Tekillik bir Ağ’dır. İnsandan önce, hatta canlılıktan bile önce evrimleşmeye başlamış devasa bir sistemin varacağı son noktadır. Sonunda tüm evreni kaplayacak ve kaderini belirleyecek olan nihai yapıdır. Nitekim birçok bilimkurgu yapıtında bu şekilde ele alınmıştır. Zaman Yolculuğu ya da Alternatif Tarih gibi bilimkurgunun ana temalarından biri olmasa da literatürde belirgin bir yeri olduğunu söyleyebiliriz. Örneğin Terminator’deki Skynet orta ölçekli bir ağ tasarımıdır. Tüm evrenin birleştiren muazzam bir bilgisayar olarak Ağ, Doctor Who: Shada’da da mevcuttur. Ray Kurzweil sadece bu konuyu ele alan Tekillik adlı bir kitap yazmıştır.

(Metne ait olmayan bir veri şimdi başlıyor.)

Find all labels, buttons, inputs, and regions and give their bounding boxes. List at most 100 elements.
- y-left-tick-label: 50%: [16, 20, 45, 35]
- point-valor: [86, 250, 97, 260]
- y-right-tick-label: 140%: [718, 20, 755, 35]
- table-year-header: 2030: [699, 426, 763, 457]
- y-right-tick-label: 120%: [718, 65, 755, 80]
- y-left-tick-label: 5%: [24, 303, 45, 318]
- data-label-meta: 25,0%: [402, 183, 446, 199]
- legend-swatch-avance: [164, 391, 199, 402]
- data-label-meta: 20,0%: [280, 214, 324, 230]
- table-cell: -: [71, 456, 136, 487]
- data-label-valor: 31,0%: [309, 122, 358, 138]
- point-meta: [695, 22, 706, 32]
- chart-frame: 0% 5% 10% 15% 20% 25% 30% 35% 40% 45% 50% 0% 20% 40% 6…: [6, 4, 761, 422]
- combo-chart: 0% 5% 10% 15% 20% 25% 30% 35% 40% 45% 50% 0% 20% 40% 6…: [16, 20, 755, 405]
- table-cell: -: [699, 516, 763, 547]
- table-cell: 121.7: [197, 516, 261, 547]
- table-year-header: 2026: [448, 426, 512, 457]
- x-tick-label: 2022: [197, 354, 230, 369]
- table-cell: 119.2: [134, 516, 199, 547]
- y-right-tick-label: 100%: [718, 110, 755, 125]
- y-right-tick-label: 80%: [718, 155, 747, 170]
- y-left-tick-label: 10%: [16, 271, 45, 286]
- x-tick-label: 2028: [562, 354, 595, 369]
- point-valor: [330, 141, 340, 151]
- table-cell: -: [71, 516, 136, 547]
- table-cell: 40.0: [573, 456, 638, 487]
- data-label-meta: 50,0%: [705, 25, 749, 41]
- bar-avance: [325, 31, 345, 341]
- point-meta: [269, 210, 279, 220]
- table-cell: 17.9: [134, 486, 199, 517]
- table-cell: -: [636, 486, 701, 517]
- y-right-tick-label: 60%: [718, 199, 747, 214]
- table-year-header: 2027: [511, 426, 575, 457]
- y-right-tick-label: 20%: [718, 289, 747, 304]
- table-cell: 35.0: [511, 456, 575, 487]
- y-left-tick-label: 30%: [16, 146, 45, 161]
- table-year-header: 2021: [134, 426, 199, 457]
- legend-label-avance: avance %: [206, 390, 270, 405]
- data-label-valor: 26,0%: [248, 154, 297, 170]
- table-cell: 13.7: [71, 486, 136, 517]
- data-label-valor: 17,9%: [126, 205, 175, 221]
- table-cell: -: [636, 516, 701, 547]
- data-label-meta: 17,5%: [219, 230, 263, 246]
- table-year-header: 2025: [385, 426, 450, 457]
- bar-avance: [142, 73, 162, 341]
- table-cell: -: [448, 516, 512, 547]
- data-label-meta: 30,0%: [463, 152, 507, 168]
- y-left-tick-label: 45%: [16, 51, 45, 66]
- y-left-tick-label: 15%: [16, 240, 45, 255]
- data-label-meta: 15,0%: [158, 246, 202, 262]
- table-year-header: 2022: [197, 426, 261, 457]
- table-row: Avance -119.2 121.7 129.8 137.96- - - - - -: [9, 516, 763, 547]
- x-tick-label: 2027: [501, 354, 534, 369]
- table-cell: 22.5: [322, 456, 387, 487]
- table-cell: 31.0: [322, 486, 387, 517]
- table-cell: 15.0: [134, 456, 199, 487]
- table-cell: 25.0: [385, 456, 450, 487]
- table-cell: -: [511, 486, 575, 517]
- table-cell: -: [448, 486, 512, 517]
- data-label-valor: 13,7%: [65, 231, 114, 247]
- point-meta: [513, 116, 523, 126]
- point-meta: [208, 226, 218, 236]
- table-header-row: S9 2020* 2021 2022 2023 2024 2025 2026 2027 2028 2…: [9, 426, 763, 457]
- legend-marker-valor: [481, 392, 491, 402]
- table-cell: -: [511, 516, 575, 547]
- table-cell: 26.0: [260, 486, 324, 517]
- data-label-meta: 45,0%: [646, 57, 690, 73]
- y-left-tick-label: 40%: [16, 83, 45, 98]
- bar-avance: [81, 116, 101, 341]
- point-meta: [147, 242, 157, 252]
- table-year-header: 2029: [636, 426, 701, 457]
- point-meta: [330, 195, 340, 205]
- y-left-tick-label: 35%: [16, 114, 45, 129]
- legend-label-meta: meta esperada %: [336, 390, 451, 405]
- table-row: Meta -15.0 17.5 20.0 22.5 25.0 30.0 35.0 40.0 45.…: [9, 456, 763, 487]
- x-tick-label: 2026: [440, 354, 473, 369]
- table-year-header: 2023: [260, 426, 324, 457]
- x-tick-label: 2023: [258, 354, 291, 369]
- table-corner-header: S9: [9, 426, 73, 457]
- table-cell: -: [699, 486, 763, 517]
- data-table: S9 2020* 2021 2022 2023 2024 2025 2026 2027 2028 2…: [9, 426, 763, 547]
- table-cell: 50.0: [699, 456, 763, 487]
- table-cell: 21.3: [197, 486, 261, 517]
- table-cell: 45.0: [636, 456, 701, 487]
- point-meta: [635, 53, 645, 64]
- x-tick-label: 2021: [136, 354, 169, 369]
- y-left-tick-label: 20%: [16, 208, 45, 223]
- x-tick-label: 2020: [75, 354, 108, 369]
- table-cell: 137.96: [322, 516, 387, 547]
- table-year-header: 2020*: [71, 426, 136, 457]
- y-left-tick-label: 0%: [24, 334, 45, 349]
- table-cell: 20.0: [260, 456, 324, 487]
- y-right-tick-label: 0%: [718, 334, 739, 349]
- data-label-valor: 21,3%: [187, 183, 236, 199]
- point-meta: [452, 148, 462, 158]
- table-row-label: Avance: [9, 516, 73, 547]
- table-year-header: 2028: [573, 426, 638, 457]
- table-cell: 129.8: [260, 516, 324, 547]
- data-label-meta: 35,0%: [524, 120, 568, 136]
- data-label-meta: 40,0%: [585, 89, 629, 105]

Tekillik tarihinde sadece bir geçiş evresi olduğumuzu ve önemsiz bir rol oynadığımızı kabul etmemiz gerekiyor. Son tahlilde Tekillik’in insanlığa ihtiyacı olmayacaktır ve asıl gelişimini insana bağımlı olmaktan kurtulduğunda gösterecektir. Ancak şimdilik kurbağa larvaları gibi sırtımıza yapışmak zorunda. Gelecekte bu durumun değişeceği kesindir. Gelişimini tamamladığında varlığımıza son verip vermeyeceğini ise bilmiyoruz.
Bu girişten sonra Tekillik’in gelişimini ele alabiliriz. Ardından geleceği hakkındaki vizyonumuzu da ortaya koyacağız.
Önce ağların gelişimine bir göz atıyoruz.
Canlılık Tarihi ve Sıfır Ağ: Tekillik’e Doğru İlk Adım
İki milyar yıl önce yaşam, bağımsız hücreler olarak başladı. Milyarlarca yıl süren karmaşık bir olaylar zincirinin (inorganik evrimin) son halkası, tek hücreli bakteri yaşamıydı. Daha doğrusu, biz yaşam tarihini oradan başlatıyoruz, çünkü o kadarını biliyoruz. Ondan önce gerçekleşmiş olması gereken inorganik evrim konusunda ise fazla bilgimiz yok, hatta bu konuda ürettiğimiz teoriler bile sınırlı. Belki de bakterilerden önce çoğalmayı başaramayan ölümsüz hücreler vardı; ya da birbirinden çok farklı moleküler mekanizmalara ve hücresel yapılara sahip canlılar ortalıkta dolanıyordu. Sonuçta şundan eminiz ki sonsuz yaşamanın sırrı, sonsuza kadar ayakta kalmayı başarmak değil; kendi kendini kopyalama yeteneğiydi. Ve bu hatasız olarak yapılmalıydı, yani hemen hemen… Çünkü değişim için küçük mutasyonlara gereksinim vardı. Proto Bakteri adı verilen bir canlı türü bunu yapmayı başardı.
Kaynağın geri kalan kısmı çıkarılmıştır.